Friday, July 6, 2012

Great Party-Time Appetizers


What sort of gatherings do you host at your house? Normally summer is the time for cookouts with my friends. Great appetizer and entree recipes are a staple of our lives. However, seeing as the temperatures have averaged in the high 90s for the past two weeks, we're going to be spending as little time outside as possible. Oh, well. That doesn't mean you can't still have the awesome food! Here are a couple of my favorite 'get together' recipes.

Potato skins
4 medium-sized baking potatoes
½ cup sour cream (my friends prefer fat-free)
½ cup shredded cheese (we use cheddar or a colby/Monterrey Jack mix)
3 scallions, sliced
Olive or canola oil
Fresh cracked pepper, to taste

First, prepare the potatoes. You can microwave them on high for 7-10 minutes, but I like to bake them for 40-50 minutes at 425 degrees. However you bake them, be sure to poke them with a fork first! Trust me on this one...

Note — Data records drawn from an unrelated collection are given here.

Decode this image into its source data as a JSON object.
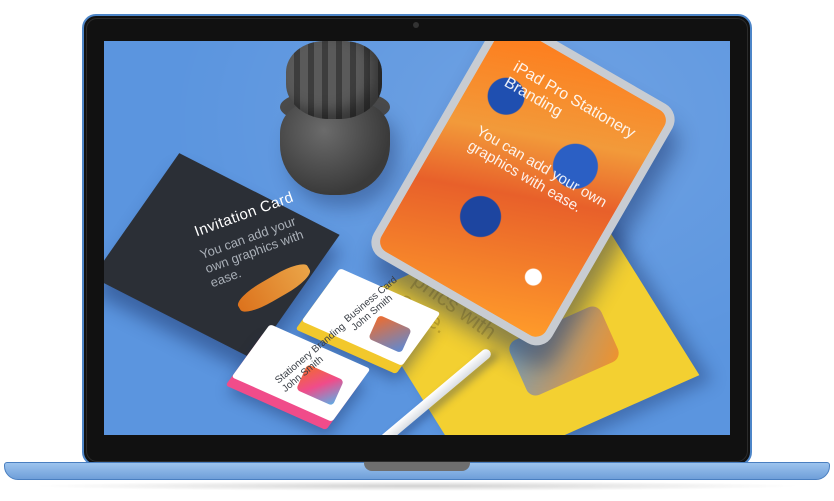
{
  "laptop": {
    "frame_color": "#4e86c8",
    "bezel_color": "#111111",
    "base_color": "#8fb8e8"
  },
  "scene": {
    "background_color": "#5b95df",
    "tablet": {
      "lines_top": "iPad Pro Stationery Branding",
      "lines_body": "You can add your own graphics with ease."
    },
    "invitation_card": {
      "title": "Invitation Card",
      "body": "You can add your own graphics with ease."
    },
    "poster": {
      "body": "own gra-phics with ease."
    },
    "business_card": {
      "title": "Business Card",
      "name": "John Smith"
    },
    "stationery_card": {
      "title": "Stationery Branding",
      "name": "John Smith"
    }
  }
}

Once they're baked and cool, cut the potatoes lengthwise in half. Scoop out the 'meat' until you have a thin border (maybe 1/4”) next to the skin. Brush the skins with the oil or spray with cooking spray. Bake the skins for 20 more minutes until the edges are crisp. Add the cheese, crack some pepper and put them back into the oven until the cheese is golden and bubbly.

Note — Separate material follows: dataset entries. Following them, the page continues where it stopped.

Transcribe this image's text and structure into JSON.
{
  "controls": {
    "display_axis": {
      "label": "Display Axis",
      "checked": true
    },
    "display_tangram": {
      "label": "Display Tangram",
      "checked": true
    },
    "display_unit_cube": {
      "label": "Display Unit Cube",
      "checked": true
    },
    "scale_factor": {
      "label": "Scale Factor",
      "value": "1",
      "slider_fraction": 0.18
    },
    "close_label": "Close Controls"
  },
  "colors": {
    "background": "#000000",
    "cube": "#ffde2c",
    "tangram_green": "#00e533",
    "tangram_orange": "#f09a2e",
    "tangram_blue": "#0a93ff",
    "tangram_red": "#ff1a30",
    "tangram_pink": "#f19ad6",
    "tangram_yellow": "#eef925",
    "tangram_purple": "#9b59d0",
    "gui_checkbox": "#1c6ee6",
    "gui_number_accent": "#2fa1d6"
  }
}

Some people put the sour cream and chives on, but I think it might be a good idea to put the 'toppings' in separate bowls so your guests can fix their potatoes the way they like them. Some freshly-cooked applewood bacon always works!

Here's another favorite of mine that goes great with ranch dressing or salsa.

Southwestern-Style Egg Rolls
1 14-oz package of egg roll wrappers (found at most grocery stores or Asian markets)
1 cup frozen corn
1 15-oz can black beans (drain them first)
¼ cup olive oil
¼ cup chopped green onion
8 cups baby spinach, fresh
6 oz. Shredded Monterey Jack cheese
1 tablespoon lime juice (fresh if you have it)
½ teaspoon salt
1 teaspoon ground cumin
Vegetable oil (for frying)

First, heat the olive oil in a skillet using medium heat. Stir in onions and cook until tender. Then, add the corn, spinach, black beans, and lime juice. Stir and season with salt and cumin. Remove from heat and stir in the cheese.

Place ¼ cup of the filling in the center of each egg roll wrapper. Fold in the sides and roll like...well, like an egg roll. To seal them, put a little bit of water on the edges.
Now, take a large skillet and use medium- high heat to warm up just enough oil to cover the egg rolls. Place each egg roll in the oil and cook until golden brown. You can work in batches rather than just by one if your pan is big enough. Place finished rolls on paper towels to drain.

Like I said before, these are great with ranch dressing. If you want a little twist, here's a recipe for avocado ranch dressing.

1 medium ripe avocado, peeled and mashed
1 cup ranch dressing
1 teaspoon grated lime peel
1 tablespoon minced cilantro

All you need to do is just mix it in a bowl, and you're set! Whatever gathering you serve these at-be it movie night or 'everybody-sit-around-the-computer-and-watch-my-husband-play-Oblivion' night*-these are sure to be a hit!